Adventures in the Tomb of Ilfane by Willershin Rill
I was ready to give this game a very low rating for being unsolvable and hence a waste of my time, when MathBrush pointed out to me that it is actually one of a trio of games, together with Incident! Aliens on the Teresten! and Terror in the Immortal’s Atelier. As a meta puzzle, this seems rather weak. You can count on people playing at least two of your trio in a much smaller competition, but what are the chances in IF Comp? I suspect that there are many players out there who did not ask MathBrush for help and whose time will, in fact, have been wasted. (And there are already several reviews of this kind.) But I’m not one of them, so let’s move on to a review of the entire trio.

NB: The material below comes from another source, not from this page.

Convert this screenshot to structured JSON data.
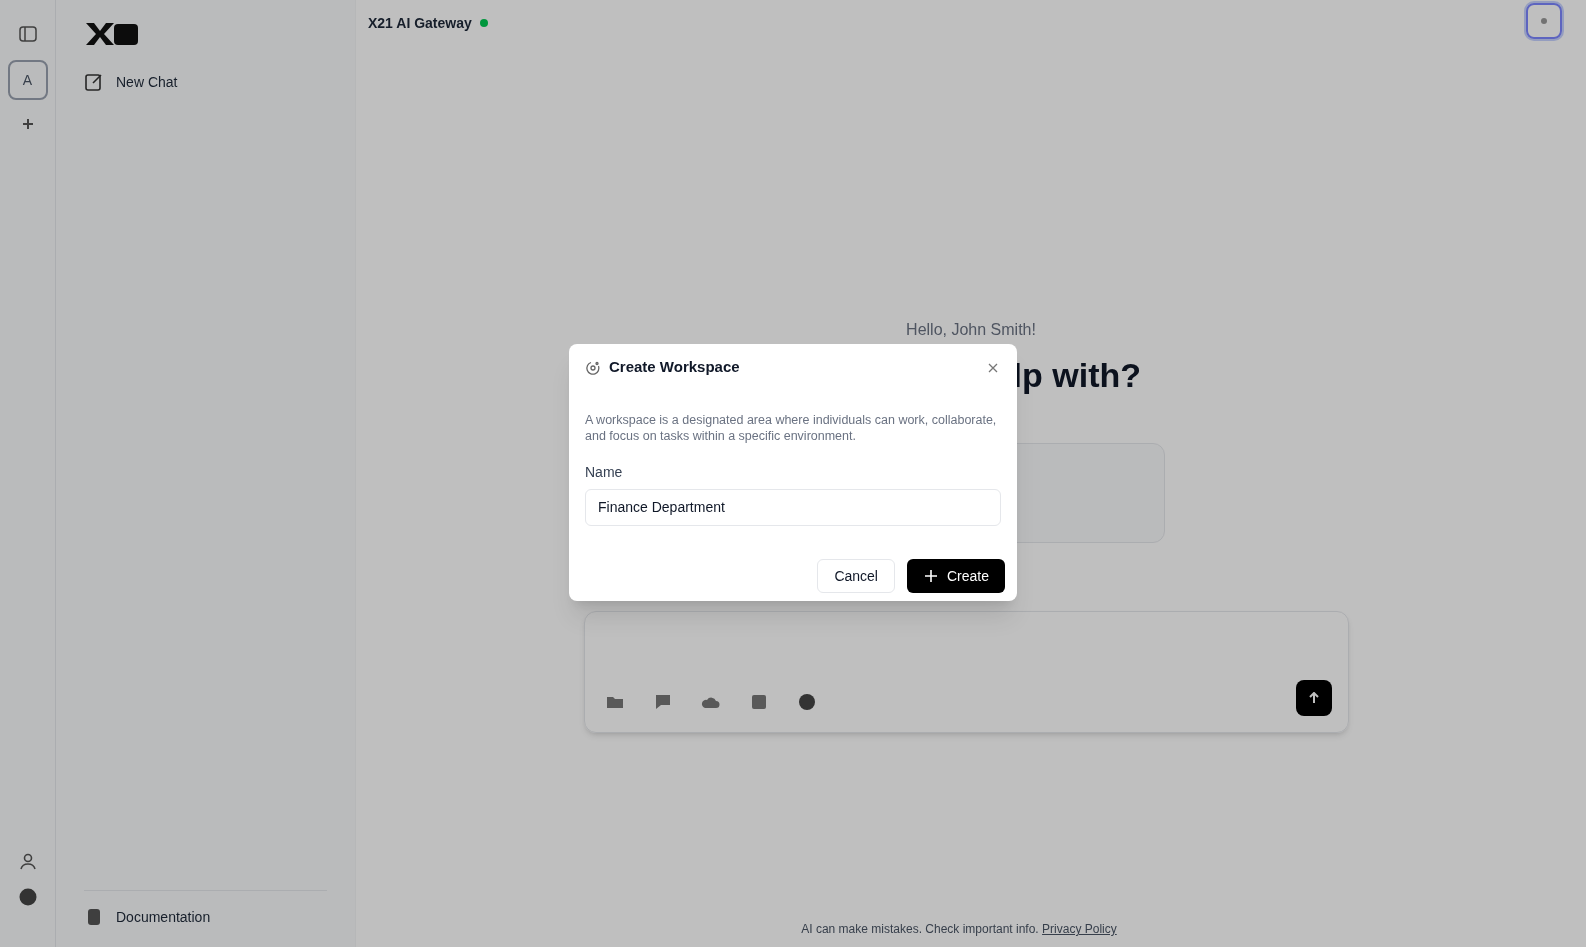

Or maybe ‘trio’ is not the right word? It seems easy to argue that Adventures, Incident! and Terror are in fact one single game, so much so that it would seem fair to treat them as such when the prize money is being distributed. What we get are three tightly interrelated explorations of The Knot, an artefact of untold power that has been used unsuccessfully by peace-loving aliens to protect them from tyranny; that has been used more successfully by tyrants to make themselves immortal and all-powerful; and that is ‘now’ being coveted by the Nazis in their quest for total domination. Playing the three games gives us different glimpses of this overarching story, although things never become fully coherent – or, one suspects, fully consistent. But that is no doubt part of the intended effect.
The game has a clear political theme in the sense that it paints a chilling picture of fascist totalitarianism. What I liked most were the books in Terror, which twist well-known tales into horrifying little pieces that perfectly demonstrate a future that is – in the immortal words of Orwell – a boot stamping on a human face, forever. (There are some indications that the author is thinking about contemporary US politics, but the tales work on a larger level less bound to a specific moment in time.) So I quite enjoyed that, and I actually read all the ending scenes with some trepidation. Having it all end with a slapstick conclusion was unexpected, but frankly quite funny. “I often varned the little Nazi children against him!” Brilliant. (I probably misremember the quote, by the way.)
As puzzle, not much; as mood piece, more effective than I had anticipated and deliciously ambivalent. I think I’m going to score this in the 6-7 range.